Search code examples
rggplot2linear-regressionlogistic-regressiondrc

Plotting both a GLM and LM of same data


I would like to plot both a linear model (LM) and non-linear (GLM) model of the same data.

The range between 16% - 84% should line up between a LM and GLM, Citation: section 3.5

I have included a more complete chunk of the code because I am not sure at which point I should try to cut the linear model. or at which point I have messed up - I think with the linear model.

The code below results in the following image: Output from Code below

My Objective (taken from previous citation-link).

Wanted

Here is my data:

mydata3 <- structure(list(
               dose = c(0, 0, 0, 3, 3, 3, 7.5, 7.5, 7.5, 10,     10, 10, 25, 25, 25, 50, 50, 50), 
               total = c(25L, 25L, 25L, 25L, 25L, 25L, 25L, 25L, 25L, 25L, 25L, 25L, 25L, 25L, 25L, 25L, 25L, 25L), 
               affected = c(1, 0, 1.2, 2.8, 4.8, 9, 2.8, 12.8, 8.6, 4.8, 4.4, 10.2, 6, 20, 14, 12.8, 23.4, 21.6), 
               probability = c(0.04, 0, 0.048, 0.112, 0.192, 0.36, 0.112, 0.512, 0.344, 0.192, 0.176, 0.408, 0.24, 0.8, 0.56, 0.512, 0.936, 0.864)), 
               .Names = c("dose", "total", "affected", "probability"), 
               row.names = c(NA, -18L), 
               class = "data.frame")

My script:

#load libraries

library(ggplot2)
library(drc)  # glm model
library(plyr) # rename function
library(scales) #log plot scale

#Creating linear model
mod_linear <- lm(probability ~ (dose), weights = total, data = mydata3)

#Creating data.frame: note values 3 and 120 refer to 16% and 84% response in sigmoidal plot
line_df <-expand.grid(dose=exp(seq(log(3),log(120),length=200)))

#Extracting values from linear model
p_line_df <- as.data.frame(cbind(dose = line_df,
                               predict(mod_linear, newdata=data.frame(dose = line_df),
                                       interval="confidence",level=0.95)))

#Renaming linear df columns
p_line_df <-rename(p_line_df, c("fit"="probability"))
p_line_df <-rename(p_line_df, c("lwr"="Lower"))
p_line_df <-rename(p_line_df, c("upr"="Upper"))
p_line_df$model <-"Linear"


#Create sigmoidal dose-response curve using drc package
    mod3 <- drm(probability ~ (dose), weights = total, data = mydata3, type ="binomial", fct=LL.2(names=c("Slope:b","ED50:e")))

    #data frame for ggplot2 
    base_DF_3 <-expand.grid(dose=exp(seq(log(1.0000001),log(10000),length=200)))

    #extract data from model
    p_df3 <- as.data.frame(cbind(dose = base_DF_3,
                                 predict(mod3, newdata=data.frame(dose = base_DF_3),
                                         interval="confidence", level=.95)))

#renaming columns
p_df3 <-rename(p_df3, c("Prediction"="probability"))
p_df3$model <-"Sigmoidal" 

#combining Both DataFames
 p_df_all <- rbind(p_df3, p_line_df)

#plotting
ggplot(p_df_all, aes(x=dose,y=probability, group=model))+
    geom_line(aes(x=dose,y=probability,group=model,linetype=model),show.legend = TRUE)+
  scale_x_log10(breaks = c(0.000001, 10^(0:10)),labels = c(0, math_format()(0:10)))

Solution

  • Looking at the reference you provided, what the authors describe is the use of a linear model to approximate the central portion of a (sigmoidal) logistic function.

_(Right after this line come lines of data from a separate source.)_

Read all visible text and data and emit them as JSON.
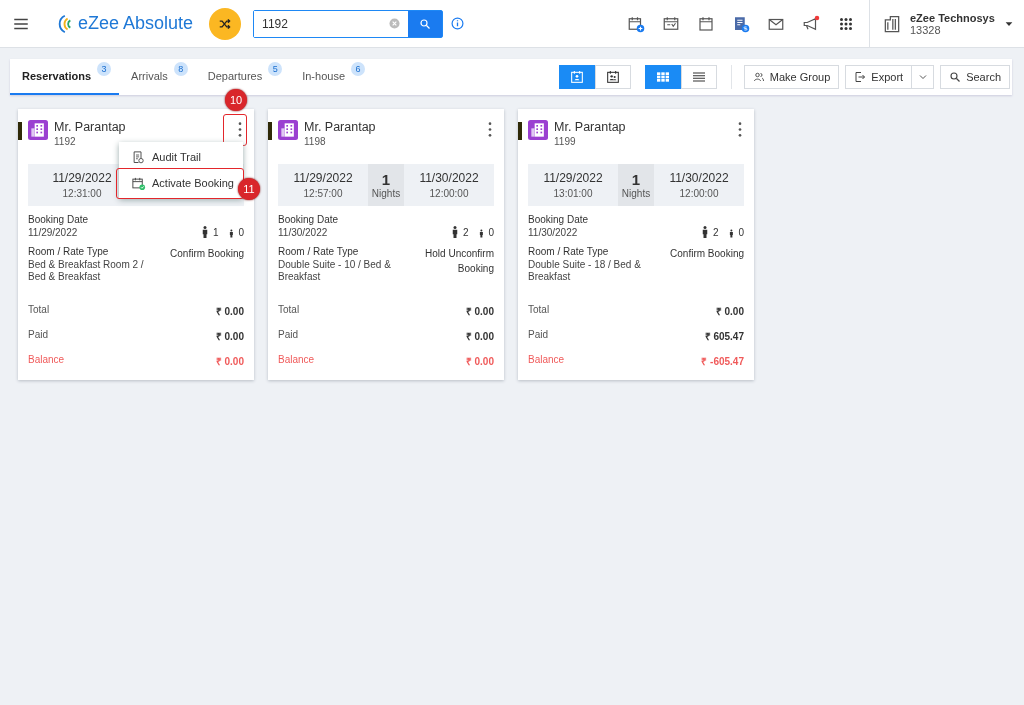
{
  "header": {
    "app_name": "eZee Absolute",
    "search": {
      "value": "1192"
    },
    "property": {
      "name": "eZee Technosys",
      "id": "13328"
    }
  },
  "tabs": [
    {
      "label": "Reservations",
      "count": "3",
      "selected": true
    },
    {
      "label": "Arrivals",
      "count": "8",
      "selected": false
    },
    {
      "label": "Departures",
      "count": "5",
      "selected": false
    },
    {
      "label": "In-house",
      "count": "6",
      "selected": false
    }
  ],
  "toolbar": {
    "calendar_views": [
      {
        "kind": "arrival",
        "selected": true
      },
      {
        "kind": "guest",
        "selected": false
      }
    ],
    "layouts": [
      {
        "kind": "grid",
        "selected": true
      },
      {
        "kind": "list",
        "selected": false
      }
    ],
    "buttons": [
      {
        "kind": "group",
        "label": "Make Group"
      },
      {
        "kind": "export",
        "label": "Export"
      },
      {
        "kind": "search",
        "label": "Search"
      }
    ]
  },
  "cards": [
    {
      "name": "Mr. Parantap",
      "number": "1192",
      "arrival_date": "11/29/2022",
      "arrival_time": "12:31:00",
      "booking_date_label": "Booking Date",
      "booking_date": "11/29/2022",
      "adults": "1",
      "children": "0",
      "room_label": "Room / Rate Type",
      "room": "Bed & Breakfast Room 2 / Bed & Breakfast",
      "status": "Confirm Booking",
      "total_label": "Total",
      "total": "₹ 0.00",
      "paid_label": "Paid",
      "paid": "₹ 0.00",
      "balance_label": "Balance",
      "balance": "₹ 0.00",
      "menu_annotation": "10",
      "menu": [
        {
          "kind": "audit",
          "label": "Audit Trail"
        },
        {
          "kind": "activate",
          "label": "Activate Booking",
          "annotation": "11"
        }
      ]
    },
    {
      "name": "Mr. Parantap",
      "number": "1198",
      "arrival_date": "11/29/2022",
      "arrival_time": "12:57:00",
      "nights": "1",
      "nights_label": "Nights",
      "departure_date": "11/30/2022",
      "departure_time": "12:00:00",
      "booking_date_label": "Booking Date",
      "booking_date": "11/30/2022",
      "adults": "2",
      "children": "0",
      "room_label": "Room / Rate Type",
      "room": "Double Suite - 10 / Bed & Breakfast",
      "status": "Hold Unconfirm Booking",
      "total_label": "Total",
      "total": "₹ 0.00",
      "paid_label": "Paid",
      "paid": "₹ 0.00",
      "balance_label": "Balance",
      "balance": "₹ 0.00"
    },
    {
      "name": "Mr. Parantap",
      "number": "1199",
      "arrival_date": "11/29/2022",
      "arrival_time": "13:01:00",
      "nights": "1",
      "nights_label": "Nights",
      "departure_date": "11/30/2022",
      "departure_time": "12:00:00",
      "booking_date_label": "Booking Date",
      "booking_date": "11/30/2022",
      "adults": "2",
      "children": "0",
      "room_label": "Room / Rate Type",
      "room": "Double Suite - 18 / Bed & Breakfast",
      "status": "Confirm Booking",
      "total_label": "Total",
      "total": "₹ 0.00",
      "paid_label": "Paid",
      "paid": "₹ 605.47",
      "balance_label": "Balance",
      "balance": "₹ -605.47"
    }
  ]
}
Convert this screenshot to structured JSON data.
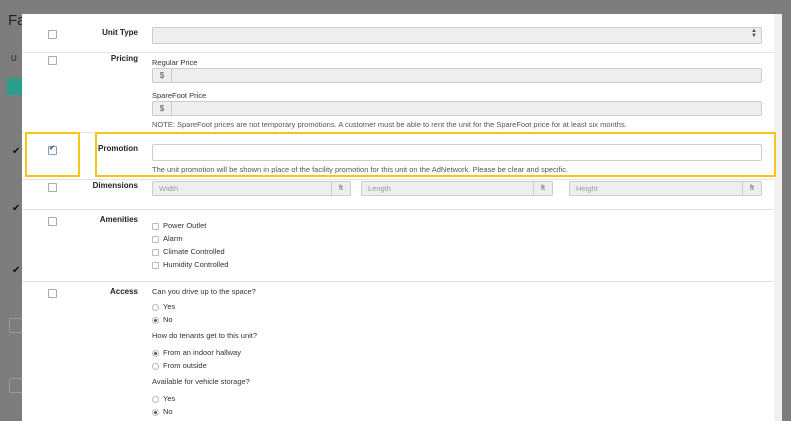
{
  "background": {
    "title": "Fa",
    "first_col": "U"
  },
  "form": {
    "unit_type": {
      "label": "Unit Type"
    },
    "pricing": {
      "label": "Pricing",
      "regular_label": "Regular Price",
      "spare_label": "SpareFoot Price",
      "currency": "$",
      "note": "NOTE: SpareFoot prices are not temporary promotions. A customer must be able to rent the unit for the SpareFoot price for at least six months."
    },
    "promotion": {
      "label": "Promotion",
      "value": "",
      "help": "The unit promotion will be shown in place of the facility promotion for this unit on the AdNetwork. Please be clear and specific.",
      "checked": true
    },
    "dimensions": {
      "label": "Dimensions",
      "unit": "ft",
      "width_placeholder": "Width",
      "length_placeholder": "Length",
      "height_placeholder": "Height"
    },
    "amenities": {
      "label": "Amenities",
      "items": [
        "Power Outlet",
        "Alarm",
        "Climate Controlled",
        "Humidity Controlled"
      ]
    },
    "access": {
      "label": "Access",
      "q1": "Can you drive up to the space?",
      "q1_options": [
        "Yes",
        "No"
      ],
      "q1_selected": "No",
      "q2": "How do tenants get to this unit?",
      "q2_options": [
        "From an indoor hallway",
        "From outside"
      ],
      "q2_selected": "From an indoor hallway",
      "q3": "Available for vehicle storage?",
      "q3_options": [
        "Yes",
        "No"
      ],
      "q3_selected": "No"
    }
  },
  "colors": {
    "highlight": "#f5c518",
    "overlay": "#7d7d7d"
  }
}
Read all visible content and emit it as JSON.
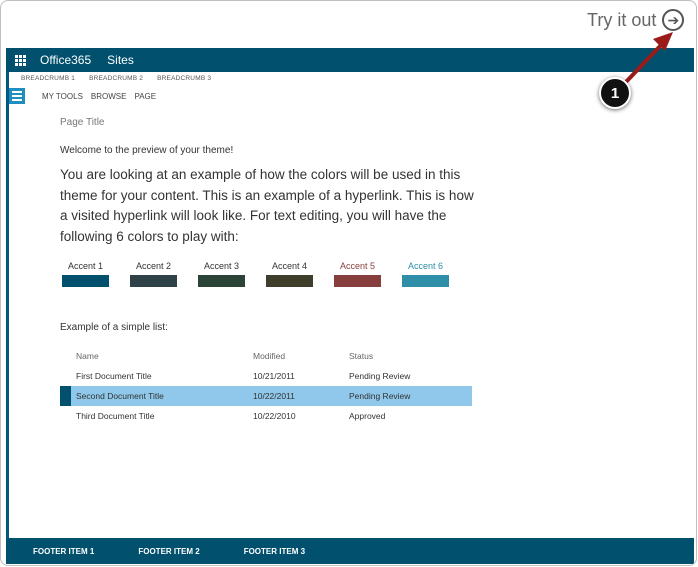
{
  "try_it": {
    "label": "Try it out",
    "icon": "arrow-right-circle-icon"
  },
  "suitebar": {
    "brand": "Office365",
    "sites": "Sites",
    "color": "#00506e"
  },
  "breadcrumb": [
    "BREADCRUMB 1",
    "BREADCRUMB 2",
    "BREADCRUMB 3"
  ],
  "nav": {
    "tabs": [
      "MY TOOLS",
      "BROWSE",
      "PAGE"
    ]
  },
  "page": {
    "title": "Page Title",
    "welcome": "Welcome to the preview of your theme!",
    "body": "You are looking at an example of how the colors will be used in this theme for your content. This is an example of a hyperlink. This is how a visited hyperlink will look like. For text editing, you will have the following 6 colors to play with:"
  },
  "accents": [
    {
      "label": "Accent 1",
      "color": "#00506e",
      "label_color": "#333333"
    },
    {
      "label": "Accent 2",
      "color": "#2e4247",
      "label_color": "#333333"
    },
    {
      "label": "Accent 3",
      "color": "#2c4437",
      "label_color": "#333333"
    },
    {
      "label": "Accent 4",
      "color": "#3f3e2a",
      "label_color": "#333333"
    },
    {
      "label": "Accent 5",
      "color": "#863f3d",
      "label_color": "#863f3d"
    },
    {
      "label": "Accent 6",
      "color": "#2f8fa8",
      "label_color": "#2f8fa8"
    }
  ],
  "list": {
    "caption": "Example of a simple list:",
    "columns": [
      "Name",
      "Modified",
      "Status"
    ],
    "rows": [
      {
        "name": "First Document Title",
        "modified": "10/21/2011",
        "status": "Pending Review",
        "selected": false
      },
      {
        "name": "Second Document Title",
        "modified": "10/22/2011",
        "status": "Pending Review",
        "selected": true
      },
      {
        "name": "Third Document Title",
        "modified": "10/22/2010",
        "status": "Approved",
        "selected": false
      }
    ]
  },
  "footer": {
    "items": [
      "FOOTER ITEM 1",
      "FOOTER ITEM 2",
      "FOOTER ITEM 3"
    ]
  },
  "callout": {
    "number": "1",
    "arrow_color": "#9b1b1b"
  }
}
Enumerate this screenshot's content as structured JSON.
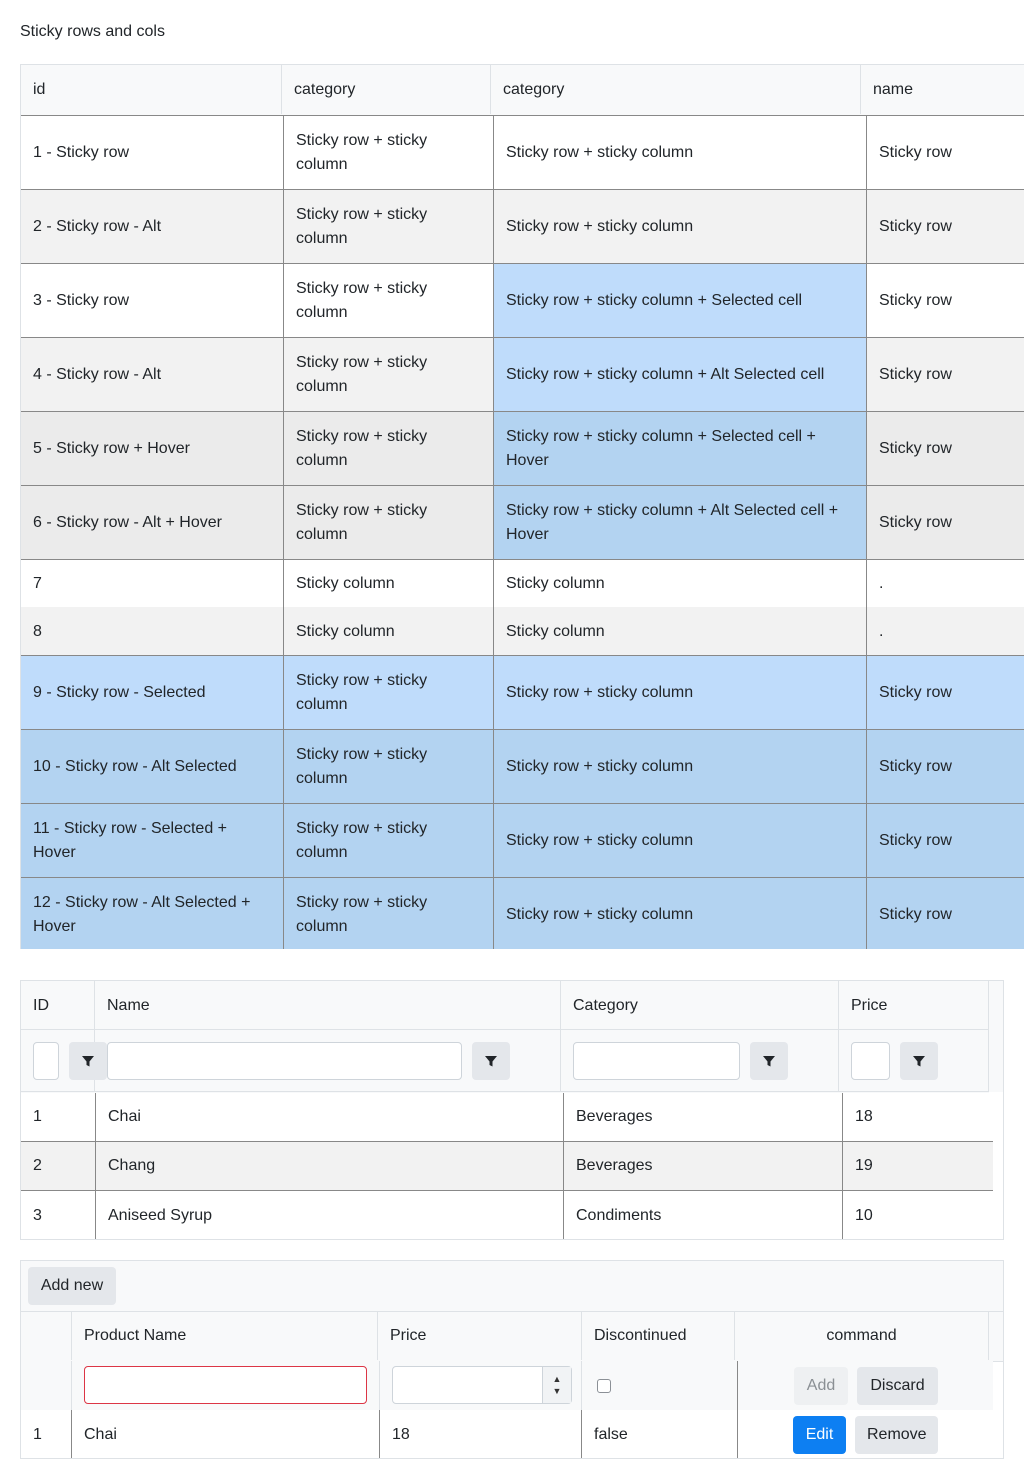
{
  "caption": "Sticky rows and cols",
  "grid1": {
    "headers": [
      "id",
      "category",
      "category",
      "name"
    ],
    "rows": [
      {
        "id": "1 - Sticky row",
        "c1": "Sticky row + sticky column",
        "c2": "Sticky row + sticky column",
        "name": "Sticky row"
      },
      {
        "id": "2 - Sticky row - Alt",
        "c1": "Sticky row + sticky column",
        "c2": "Sticky row + sticky column",
        "name": "Sticky row"
      },
      {
        "id": "3 - Sticky row",
        "c1": "Sticky row + sticky column",
        "c2": "Sticky row + sticky column + Selected cell",
        "name": "Sticky row"
      },
      {
        "id": "4 - Sticky row - Alt",
        "c1": "Sticky row + sticky column",
        "c2": "Sticky row + sticky column + Alt Selected cell",
        "name": "Sticky row"
      },
      {
        "id": "5 - Sticky row + Hover",
        "c1": "Sticky row + sticky column",
        "c2": "Sticky row + sticky column + Selected cell + Hover",
        "name": "Sticky row"
      },
      {
        "id": "6 - Sticky row - Alt + Hover",
        "c1": "Sticky row + sticky column",
        "c2": "Sticky row + sticky column + Alt Selected cell + Hover",
        "name": "Sticky row"
      },
      {
        "id": "7",
        "c1": "Sticky column",
        "c2": "Sticky column",
        "name": "."
      },
      {
        "id": "8",
        "c1": "Sticky column",
        "c2": "Sticky column",
        "name": "."
      },
      {
        "id": "9 - Sticky row - Selected",
        "c1": "Sticky row + sticky column",
        "c2": "Sticky row + sticky column",
        "name": "Sticky row"
      },
      {
        "id": "10 - Sticky row - Alt Selected",
        "c1": "Sticky row + sticky column",
        "c2": "Sticky row + sticky column",
        "name": "Sticky row"
      },
      {
        "id": "11 - Sticky row - Selected + Hover",
        "c1": "Sticky row + sticky column",
        "c2": "Sticky row + sticky column",
        "name": "Sticky row"
      },
      {
        "id": "12 - Sticky row - Alt Selected + Hover",
        "c1": "Sticky row + sticky column",
        "c2": "Sticky row + sticky column",
        "name": "Sticky row"
      }
    ]
  },
  "grid2": {
    "headers": [
      "ID",
      "Name",
      "Category",
      "Price"
    ],
    "filter_icon": "filter-icon",
    "rows": [
      {
        "id": "1",
        "name": "Chai",
        "category": "Beverages",
        "price": "18"
      },
      {
        "id": "2",
        "name": "Chang",
        "category": "Beverages",
        "price": "19"
      },
      {
        "id": "3",
        "name": "Aniseed Syrup",
        "category": "Condiments",
        "price": "10"
      }
    ]
  },
  "grid3": {
    "add_new_label": "Add new",
    "headers": [
      "",
      "Product Name",
      "Price",
      "Discontinued",
      "command"
    ],
    "edit_row": {
      "add_label": "Add",
      "discard_label": "Discard"
    },
    "rows": [
      {
        "id": "1",
        "name": "Chai",
        "price": "18",
        "discontinued": "false",
        "edit_label": "Edit",
        "remove_label": "Remove"
      }
    ]
  },
  "colors": {
    "primary": "#0d7ff2",
    "selected": "#bfdcfb",
    "selected_hover": "#b3d3f1",
    "alt": "#f2f2f2",
    "invalid": "#dc3545"
  }
}
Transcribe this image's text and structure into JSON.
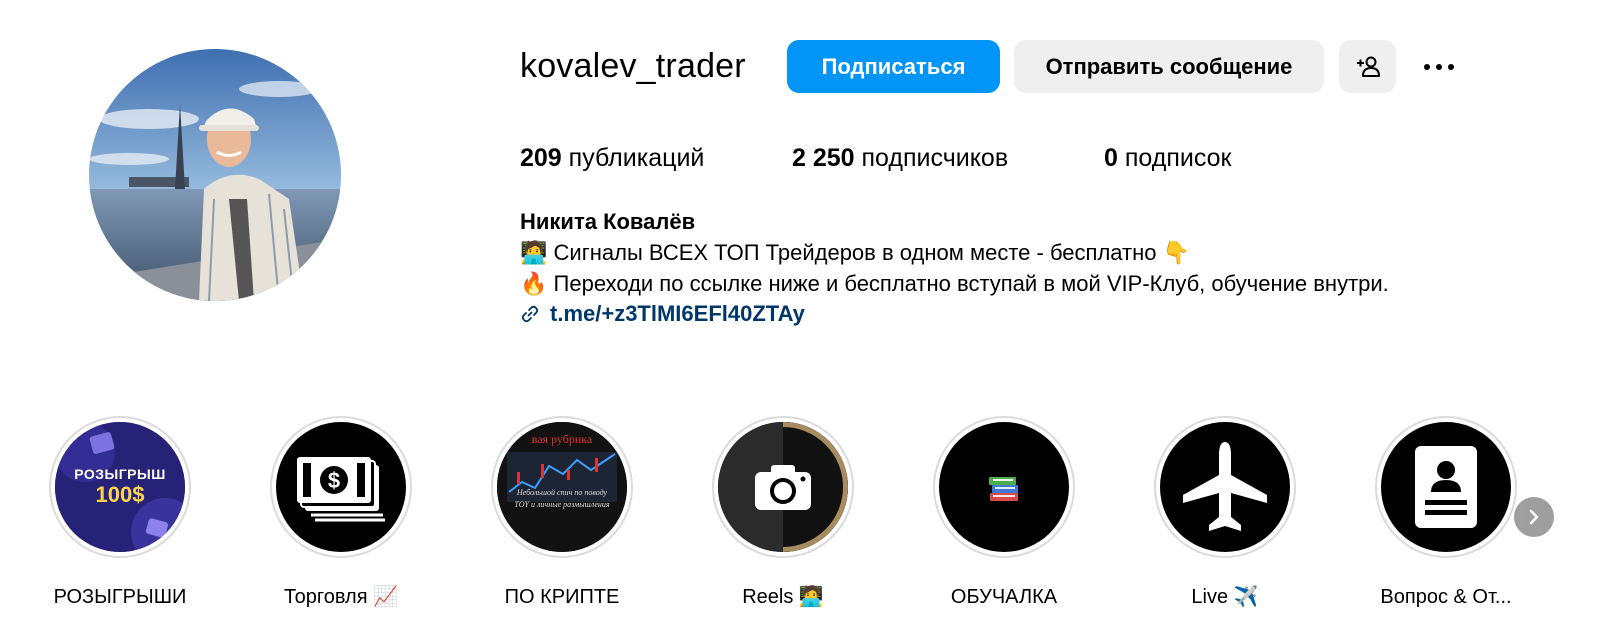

The linear model that achieves this is a straight line that passes through the inflection point of the logistic curve, and has the same slope as the logistic function at that inflection point. We can use some basic algebra and calculus to solve this problem.

    From ?LL.2, we see that the form of the logistic function being fitted by drm is

    f(x) = 1 / {1 + exp(b(log(x) - log(e)))}

    We can get the values of the coefficient in this equation by

    b = mod3$coefficients[1]
    e = mod3$coefficients[2]
    

    Now, by differentiation, the slope of the logistic function is given by

    dy/dx = -(b * exp((log(x)-log(e))*b)) / (1+exp((log(x)-log(e))*b))^2

    At the inflection point, the dose (x) is equal to the coefficient e, thus the slope at the inflection point simplifies (greatly) to

    sl50 = -b/4
    

    Since we also know that the inflection point occurs at the point where probability = 0.5 and dose = e, we can construct the straight line (in log-transformed coordinates) like this:

    linear_probability = sl50 * (log(p_df3$dose) - log(e)) + 0.5
    

    Now, to plot the logistic and linear functions together:

    p_df3_lin = p_df3
    p_df3_lin$model = 'linear'
    p_df3_lin$probability = linear_probability
    
    p_df_all <- rbind(p_df3, p_df3_lin)
    
    ggplot(p_df_all, aes(x=dose,y=probability, group=model))+
      geom_line(aes(x=dose,y=probability,group=model,linetype=model),show.legend = TRUE)+
      scale_x_log10(breaks = c(0.000001, 10^(0:10)),labels = c(0, math_format()(0:10))) +
      scale_y_continuous(limits = c(0,1))
    

    enter image description here